Eric Sevareid, who is retiring after 38 years with CBS News, delivered his final daily commentary last night on the CBS Evening News. The following is a transcript of his remarks:

"By my time of life one has accumulated more allegiances and moral debts than the mind can remember or the heart contain.

"So I cannot enumerate my betters, my mentors and susbtainers during so many years of trying to use with sense, this communications instrument, as unperfected as the persons who use it. But they know that I know who they are.

"Many are gone, including the man who invented me, Ed Murrow. Some died in the wars we were reporting. I have gone the normal span of a man's working life, rather abnormal in this calling, and it's a happy surprise.

"We were like a young band of brothers in those early radio days with Murrow. If my affections are not easily given, neither are they easily withdrawn. I have remained through it all with CBS News, and if it is regarded as old-fashioned to feel loyalty to an organizations, so be it.

"Mine has been, here, an unelected, unlicensed, uncodified office and function. The rules are self-imposed. These were a few:

"Not to underestimate the intelligence of the audience and not to overestimate its formation.

"To elucidate, when one can, more then to advocate.

"To remember always that the public is only people, and people only persons, no two alike.

"To retain the courage of one's doubts as well as one's convictions in this world of dangerously passionate certainties.

"To comfort oneself, in times of error, with the knowledge that the saving grace of the press, print or broadcast, is its self-correcting nature. And to remember that ignorant and biased reporting has its counterpart in ignorant and biased reading and listening.
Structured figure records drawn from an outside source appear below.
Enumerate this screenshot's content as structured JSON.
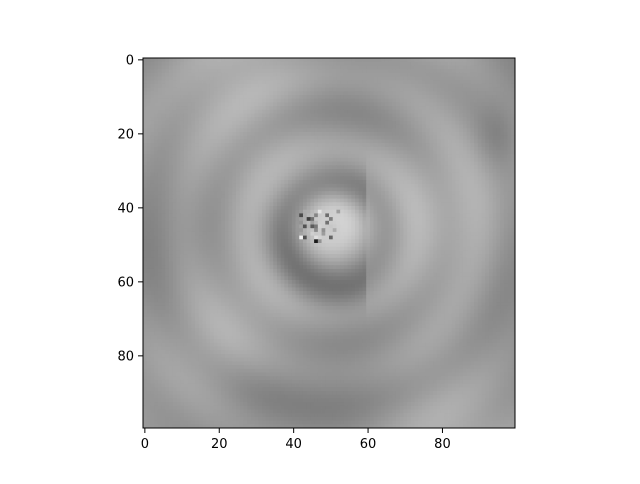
{
  "chart_data": {
    "type": "heatmap",
    "title": "",
    "xlabel": "",
    "ylabel": "",
    "colormap": "gray",
    "grid": false,
    "shape": [
      100,
      100
    ],
    "xlim": [
      -0.5,
      99.5
    ],
    "ylim": [
      99.5,
      -0.5
    ],
    "x_ticks": [
      0,
      20,
      40,
      60,
      80
    ],
    "y_ticks": [
      0,
      20,
      40,
      60,
      80
    ],
    "x_tick_labels": [
      "0",
      "20",
      "40",
      "60",
      "80"
    ],
    "y_tick_labels": [
      "0",
      "20",
      "40",
      "60",
      "80"
    ],
    "value_range": [
      0,
      1
    ],
    "description_of_content": [],
    "features": {
      "background_level": 0.62,
      "center": [
        50,
        45
      ],
      "bright_blob": {
        "center": [
          48,
          38
        ],
        "level": 0.85
      },
      "dark_ring": {
        "center": [
          52,
          48
        ],
        "level": 0.35
      },
      "noise_spot": {
        "center": [
          47,
          45
        ],
        "extent": [
          12,
          10
        ]
      }
    }
  }
}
We do not speak into an intellectual or emotional void.

"One's influence cannot be measured. History provides, for the journalist, no markers or milestones. But he is allowed to take his memories.
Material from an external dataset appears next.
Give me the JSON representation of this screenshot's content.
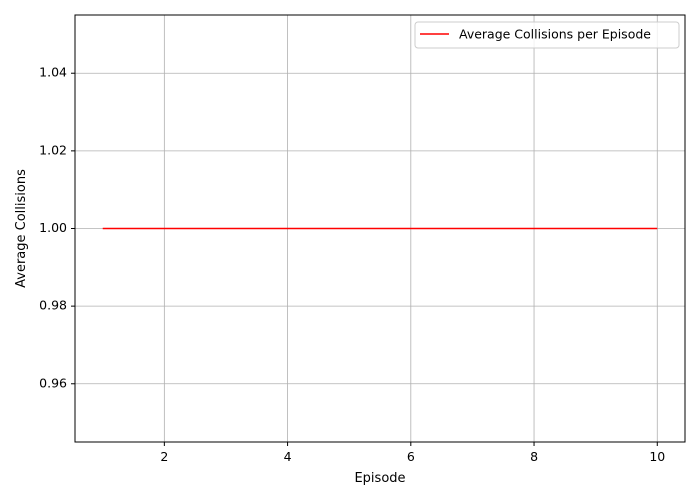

"And one can understand, as he looks back, the purpose of the effort and why it must be done.

"A friend and teacher, the late Walter Lippmann, described the role of the professional reporter and observer of the news in this manner:

"We make it our business,' he said, 'to find out what is going on, under the surface and beyond the horizon; to infer, to deduce, to imagine and to guess what is going on inside - and what this meant yesterday and what it could mean tomorrow. In this way we do what every sovereign citizen is supposed to do but has not the time or the interest to do it for himself. This is our job. It is no mean calling and we have a right to be proud of it and be glad that it is our work.'

"In the end, of course, it is not one's employers or colleagues that sustain one quite so much as the listening public when it be so minded.
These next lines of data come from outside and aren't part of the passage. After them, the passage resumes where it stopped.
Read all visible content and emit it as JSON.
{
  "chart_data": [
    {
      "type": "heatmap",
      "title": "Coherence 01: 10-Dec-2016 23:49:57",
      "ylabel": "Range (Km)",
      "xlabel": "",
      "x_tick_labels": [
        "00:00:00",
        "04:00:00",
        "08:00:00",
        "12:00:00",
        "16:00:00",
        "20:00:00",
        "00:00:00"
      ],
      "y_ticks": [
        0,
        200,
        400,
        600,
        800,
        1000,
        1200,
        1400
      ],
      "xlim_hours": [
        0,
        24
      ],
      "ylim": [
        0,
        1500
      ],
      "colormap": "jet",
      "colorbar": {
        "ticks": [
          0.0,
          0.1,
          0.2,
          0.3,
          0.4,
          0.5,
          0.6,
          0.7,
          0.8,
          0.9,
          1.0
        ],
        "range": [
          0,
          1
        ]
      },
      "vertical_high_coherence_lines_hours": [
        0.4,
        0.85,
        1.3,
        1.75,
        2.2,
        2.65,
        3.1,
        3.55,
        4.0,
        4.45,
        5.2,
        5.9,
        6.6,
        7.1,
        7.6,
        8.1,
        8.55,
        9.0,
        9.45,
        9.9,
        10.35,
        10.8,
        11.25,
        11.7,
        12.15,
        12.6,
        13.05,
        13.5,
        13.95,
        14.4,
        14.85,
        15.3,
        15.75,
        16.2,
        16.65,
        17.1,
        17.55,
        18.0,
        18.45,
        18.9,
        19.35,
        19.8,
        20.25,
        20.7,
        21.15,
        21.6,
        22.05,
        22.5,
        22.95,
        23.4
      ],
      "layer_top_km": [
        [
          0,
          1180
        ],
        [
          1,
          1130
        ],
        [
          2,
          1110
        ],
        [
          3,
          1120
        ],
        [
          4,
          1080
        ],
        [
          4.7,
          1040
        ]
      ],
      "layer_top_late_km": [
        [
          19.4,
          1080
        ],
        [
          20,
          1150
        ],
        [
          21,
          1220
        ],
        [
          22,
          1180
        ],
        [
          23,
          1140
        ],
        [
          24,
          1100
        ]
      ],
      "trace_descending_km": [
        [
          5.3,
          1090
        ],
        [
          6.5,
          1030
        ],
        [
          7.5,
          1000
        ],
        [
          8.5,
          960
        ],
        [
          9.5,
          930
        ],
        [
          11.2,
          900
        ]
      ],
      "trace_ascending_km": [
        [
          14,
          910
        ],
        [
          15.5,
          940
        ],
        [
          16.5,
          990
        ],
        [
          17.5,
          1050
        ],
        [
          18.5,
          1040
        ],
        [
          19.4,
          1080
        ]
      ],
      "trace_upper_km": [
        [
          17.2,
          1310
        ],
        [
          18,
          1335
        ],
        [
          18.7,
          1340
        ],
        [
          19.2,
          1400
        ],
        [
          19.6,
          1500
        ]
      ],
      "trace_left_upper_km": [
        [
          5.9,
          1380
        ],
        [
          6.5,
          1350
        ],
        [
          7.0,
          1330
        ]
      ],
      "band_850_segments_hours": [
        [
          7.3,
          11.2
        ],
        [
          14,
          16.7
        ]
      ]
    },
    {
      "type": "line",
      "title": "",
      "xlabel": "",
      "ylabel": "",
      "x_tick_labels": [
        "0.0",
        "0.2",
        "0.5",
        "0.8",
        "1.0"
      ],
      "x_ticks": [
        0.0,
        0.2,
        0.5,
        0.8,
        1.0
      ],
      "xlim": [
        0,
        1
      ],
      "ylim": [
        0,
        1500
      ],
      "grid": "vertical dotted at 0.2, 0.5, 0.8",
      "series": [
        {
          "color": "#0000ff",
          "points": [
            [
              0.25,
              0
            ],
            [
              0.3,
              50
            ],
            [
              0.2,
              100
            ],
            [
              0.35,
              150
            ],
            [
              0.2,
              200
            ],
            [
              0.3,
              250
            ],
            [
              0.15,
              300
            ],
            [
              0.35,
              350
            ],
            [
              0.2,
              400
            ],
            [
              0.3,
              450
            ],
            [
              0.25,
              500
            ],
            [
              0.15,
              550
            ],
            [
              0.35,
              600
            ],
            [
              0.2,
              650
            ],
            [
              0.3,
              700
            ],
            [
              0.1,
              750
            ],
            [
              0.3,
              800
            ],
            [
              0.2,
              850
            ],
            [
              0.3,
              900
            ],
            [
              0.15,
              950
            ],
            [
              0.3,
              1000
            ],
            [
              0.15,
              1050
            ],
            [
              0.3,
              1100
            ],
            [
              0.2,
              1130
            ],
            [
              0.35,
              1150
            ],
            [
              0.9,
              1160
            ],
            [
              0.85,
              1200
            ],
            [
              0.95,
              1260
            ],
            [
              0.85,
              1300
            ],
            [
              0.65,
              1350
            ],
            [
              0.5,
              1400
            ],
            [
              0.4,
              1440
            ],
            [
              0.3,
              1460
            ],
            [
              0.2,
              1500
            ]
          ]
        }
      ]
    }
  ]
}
"And I have found that it applies only one consistent test - not agreement with one on substance - but the perception of honesty and fair intent. There is, in the American people, a tough, undiminished instinct for what is fair, Rightly or wrongly, I have the feeling what I have passed the test. I shall wear this like a medal.

"Millions have listened, intently or indifferently, in agreement and in powerful disagreement. Tens of thousands have written their thoughts to me.

"I will feel, always, that I stand in their midst.

"This was Eric Sevareid in Washington. Thank you and goodbye."